Despite attempts at co-rulership such as that which happened between the rivals Cnut and Edmund Ironside in 1016. Succession to both realms was ideally from father to eldest adult son, but this did not always happen. Richard III of Normandy had a young son, Nicholas, but he was in fact succeeded by his ambitious and domineering brother, Robert I. The fate of a child on the premature death of a father depended on the ambitions of the senior males of the dynasty. Robert I of Normandy was himself succeeded by his small son, despite there being a number of uncles who might have brushed the boy aside but who chose not to do so. The regular succession of male children to their fathers was not an issue that was ever resolved in the central middle ages. John became duke of Normandy and king of England in 1199 despite the claims of Arthur, the under-age son of his elder brother, Geoffrey.

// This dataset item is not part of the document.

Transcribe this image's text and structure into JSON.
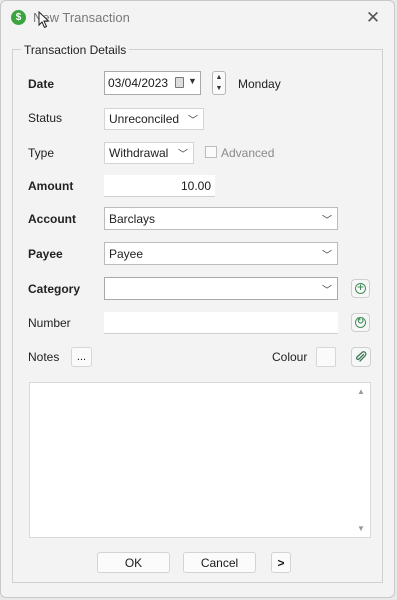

The seizure of the throne by Harold Godwinson in 1066 was a dramatic coup inspired by personal ambition, but it shows how a man with barely a shred of blood connection to the royal house could still attempt to establish himself as king in this period. Harold based his claim on the nomination of his predecessor and the acclamation of the English people. When Stephen laid claim to England and Normandy in 1135 he asserted exactly the same rights, although he could at least back them up by the fact that he was a grandson of the Conqueror. Still, in the view of Mathilda and her descendants, Stephen was a usurper. She was the lawful child of Henry and had on more than one occasion been confirmed publicly as his heir, even if father and daughter were estranged at the time of the old king’s death. Lack of a hard-edged custom of succession in the central middle ages therefore meant that here was plenty of scope for rivals and pretenders to trouble the kingdoms and principalities of north-west Europe. This is nowhere more clear than in the way that Robert Curthose was on two occasions sidelined over the right to the throne of England. The newness of the Anglo-Norman realm meant that it could not be regarded as a single and indivisible political unit, as England and Normandy severally were. There was plenty of scope for division of his lands when William the Conqueror died, and schemes of division were continually being proposed throughout the twelfth century. Robert Curthose lost out over England to his younger brother, William Rufus, in 1087, and to his youngest brother, Henry, in 1100.